Na década de 1960, viajando de comboio para o Porto, tive a companhia do engenheiro agrónomo Orlando Gonçalves, ao tempo presidente da Casa do Douro. A Casa do Douro tem os registos de todas as explorações produtoras de vinho do Porto e das suas produções. Disse-me o eng.º Orlando Gonçalves que a solução do problema da maromba tinha dado à lavoura do Douro 28.000 a 30.000 contos por ano. Não tenho informação sobre o orçamento da estação agronómica nessa altura, mas creio que era menos do que esse valor. Note-se que essa melhoria continua até ao presente e avalie-se quanto isso representa hoje.

Um outro caso, também da estação agronómica, foi a criação da uva D. Maria. Foi obra do engenheiro agrónomo e silvicultor José Leão Ferreira de Almeida, que cruzou diferentes variedades de videira e obteve algumas novas, tanto para vinho como para mesa. Dum cruzamento entre a Rosaki e uma Moscatel obteve essa excelente variedade de uva branca a que deu o nome de sua mãe: D. Maria.

Quando, há mais de 20 anos, o Ministério da Agricultura fez, nas suas instalações, na Praça do Comércio, uma exposição da actividade dos seus serviços, fui encarregado de dirigir a da estação agronómica. Não consegui saber qual a área cultivada com as uvas D. Maria, nem qual o valor a mais, por hectare, em relação às variedade que foi substituir. Mas do que vemos nos supermercados, agora a ressurgir da guerra que lhe fizeram, em favor de algumas importadas, é certamente um valor muito alto.

São apenas alguns resultados, dos mais visíveis, dum universo muito maior, que tem sido destruído – na investigação agronómica e não só – em obediência à vergonhosa “lei”, não escrita mas religiosamente cumprida, que manda destruir toda a investigação científica pública que não seja das universidades.

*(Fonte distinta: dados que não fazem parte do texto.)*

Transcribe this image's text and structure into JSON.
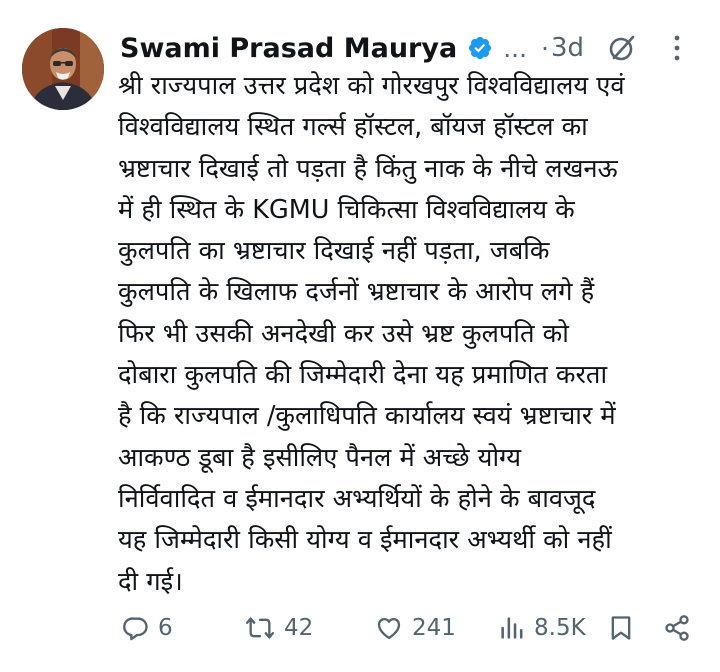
{
  "author": {
    "name": "Swami Prasad Maurya",
    "verified": true,
    "more_handle": "...",
    "time": "3d"
  },
  "body_lines": [
    "श्री राज्यपाल उत्तर प्रदेश को गोरखपुर विश्वविद्यालय एवं",
    "विश्वविद्यालय स्थित गर्ल्स हॉस्टल, बॉयज हॉस्टल का",
    "भ्रष्टाचार दिखाई तो पड़ता है किंतु नाक के नीचे लखनऊ",
    "में ही स्थित के KGMU चिकित्सा विश्वविद्यालय के",
    "कुलपति का भ्रष्टाचार दिखाई नहीं पड़ता, जबकि",
    "कुलपति के खिलाफ दर्जनों भ्रष्टाचार के आरोप लगे हैं",
    "फिर भी  उसकी अनदेखी कर उसे भ्रष्ट कुलपति को",
    "दोबारा कुलपति की जिम्मेदारी देना यह प्रमाणित करता",
    "है कि राज्यपाल /कुलाधिपति कार्यालय स्वयं भ्रष्टाचार में",
    "आकण्ठ डूबा है इसीलिए पैनल में अच्छे योग्य",
    "निर्विवादित व ईमानदार अभ्यर्थियों  के होने के बावजूद",
    "यह जिम्मेदारी  किसी योग्य व ईमानदार अभ्यर्थी को नहीं",
    "दी गई।"
  ],
  "actions": {
    "replies": "6",
    "reposts": "42",
    "likes": "241",
    "views": "8.5K"
  },
  "icons": {
    "verified": "verified-badge-icon",
    "grok": "grok-icon",
    "more": "more-vertical-icon",
    "reply": "reply-icon",
    "repost": "repost-icon",
    "like": "heart-icon",
    "views": "views-chart-icon",
    "bookmark": "bookmark-icon",
    "share": "share-icon"
  },
  "colors": {
    "text": "#0f1419",
    "secondary": "#536471",
    "verified": "#1d9bf0"
  }
}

Como professor catedrático (jubilado), sinto-me insultado por tal prova de mediocridade e inveja.

Para finalizar estas considerações, resta-me dizer que não era sem razão que a Estação de Melhoramento de Plantas, em Elvas, tinha laboratórios de Citogenética, de Sistemática e Fitossociologia, de Química, de Fitopatologia e um gabinete de Estatística Matemática, além dos departamentos mais directamente ligados à criação de melhores variedades de cereais e forragens. E a Estação Agronómica Nacional, em Oeiras, tinha, além de outros, departamentos de Genética, Sistemática e Geobotânica, Pedologia, Entomologia, Fitopatologia, Fisiologia Vegetal, Estatística Experimental e Estudos Económicos, e um laboratório de Microscopia Electrónica.